Expired Food and Unsanitary Kitchen Conditions in Dietary Services
Penalty
Summary
Surveyors identified a deficiency in the facility’s food service operations related to failure to follow its own food safety and sanitation policies. The facility’s policies required that all local, state, and federal standards be followed, that food be protected from contamination, and that perishable foods be used prior to their use-by or expiration dates, with out-of-date foods discarded. During an observation of the kitchen’s walk-in cooler, surveyors found multiple juice containers labeled by the facility with use-by dates that had already passed, including cranberry juice, orange juice, and apple juice. They also found a container of concentrated lemon juice with a manufacturer’s expiration date that had already passed, despite the facility having applied a later “use by” date that extended beyond the manufacturer’s expiration. Further observations in the kitchen’s walk-in freezer revealed a torn-open package of hot dog buns with several buns exposed to air and an opened box of fish with a manufacturer’s expiration date that had already passed.
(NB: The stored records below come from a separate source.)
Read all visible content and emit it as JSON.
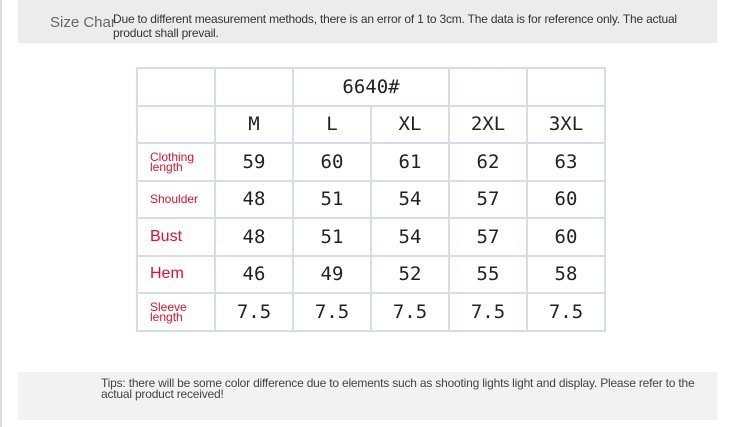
{
  "header": {
    "title": "Size Chart",
    "note": "Due to different measurement methods, there is an error of 1 to 3cm. The data is for reference only. The actual product shall prevail."
  },
  "table": {
    "model": "6640#",
    "sizes": [
      "M",
      "L",
      "XL",
      "2XL",
      "3XL"
    ],
    "rows": [
      {
        "label": "Clothing length",
        "values": [
          "59",
          "60",
          "61",
          "62",
          "63"
        ]
      },
      {
        "label": "Shoulder",
        "values": [
          "48",
          "51",
          "54",
          "57",
          "60"
        ]
      },
      {
        "label": "Bust",
        "values": [
          "48",
          "51",
          "54",
          "57",
          "60"
        ]
      },
      {
        "label": "Hem",
        "values": [
          "46",
          "49",
          "52",
          "55",
          "58"
        ]
      },
      {
        "label": "Sleeve length",
        "values": [
          "7.5",
          "7.5",
          "7.5",
          "7.5",
          "7.5"
        ]
      }
    ]
  },
  "footer": {
    "tips": "Tips: there will be some color difference due to elements such as shooting lights light and display. Please refer to the actual product received!"
  },
  "colors": {
    "label": "#e0102a",
    "border": "#d5dcec",
    "banner": "#ececec"
  }
}
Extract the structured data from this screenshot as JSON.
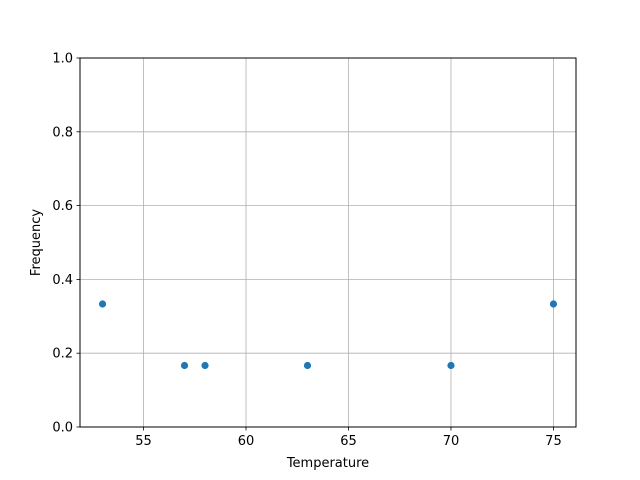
{
  "chart_data": {
    "type": "scatter",
    "title": "",
    "xlabel": "Temperature",
    "ylabel": "Frequency",
    "xlim": [
      51.9,
      76.1
    ],
    "ylim": [
      0.0,
      1.0
    ],
    "xticks": [
      55,
      60,
      65,
      70,
      75
    ],
    "yticks": [
      0.0,
      0.2,
      0.4,
      0.6,
      0.8,
      1.0
    ],
    "xtick_labels": [
      "55",
      "60",
      "65",
      "70",
      "75"
    ],
    "ytick_labels": [
      "0.0",
      "0.2",
      "0.4",
      "0.6",
      "0.8",
      "1.0"
    ],
    "grid": true,
    "color": "#1f77b4",
    "points": [
      {
        "x": 53,
        "y": 0.3333
      },
      {
        "x": 57,
        "y": 0.1667
      },
      {
        "x": 58,
        "y": 0.1667
      },
      {
        "x": 63,
        "y": 0.1667
      },
      {
        "x": 70,
        "y": 0.1667
      },
      {
        "x": 75,
        "y": 0.3333
      }
    ]
  }
}
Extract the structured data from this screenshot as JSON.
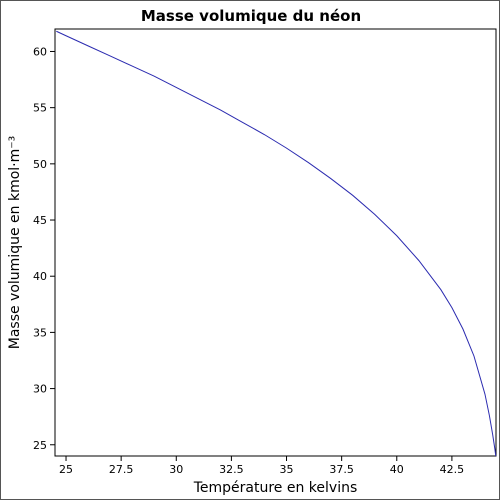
{
  "chart_data": {
    "type": "line",
    "title": "Masse volumique du néon",
    "xlabel": "Température en kelvins",
    "ylabel": "Masse volumique en kmol·m⁻³",
    "xlim": [
      24.5,
      44.5
    ],
    "ylim": [
      24,
      62
    ],
    "xticks": [
      25,
      27.5,
      30,
      32.5,
      35,
      37.5,
      40,
      42.5
    ],
    "xtick_labels": [
      "25",
      "27.5",
      "30",
      "32.5",
      "35",
      "37.5",
      "40",
      "42.5"
    ],
    "yticks": [
      25,
      30,
      35,
      40,
      45,
      50,
      55,
      60
    ],
    "ytick_labels": [
      "25",
      "30",
      "35",
      "40",
      "45",
      "50",
      "55",
      "60"
    ],
    "grid": false,
    "colors": {
      "series": "#2b2bb0"
    },
    "series": [
      {
        "x": [
          24.56,
          25,
          26,
          27,
          28,
          29,
          30,
          31,
          32,
          33,
          34,
          35,
          36,
          37,
          38,
          39,
          40,
          41,
          42,
          42.5,
          43,
          43.5,
          44,
          44.2,
          44.35,
          44.45,
          44.49
        ],
        "y": [
          61.8,
          61.4,
          60.5,
          59.6,
          58.7,
          57.8,
          56.8,
          55.8,
          54.8,
          53.7,
          52.6,
          51.4,
          50.1,
          48.7,
          47.2,
          45.5,
          43.6,
          41.4,
          38.8,
          37.2,
          35.3,
          32.9,
          29.5,
          27.6,
          25.9,
          24.6,
          24.0
        ]
      }
    ]
  }
}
Additional inspection of the kitchen area showed multiple cobwebs and dead insects on the wall behind portable shelving where clean dishes were stored, along with a buildup of black and gray dust and debris. Two window unit air conditioners were located next to this shelving, with the potential to blow debris and pests onto the clean dishes if turned on. A dietary aide acknowledged these conditions during the survey, stating that all dietary staff should be checking use-by and expiration dates. The Regional Director of Operations later stated it was her expectation that there would be no items beyond use-by or expiration dates and no dust or dead bugs in the kitchen. These failures placed all 34 residents at risk of foodborne illnesses.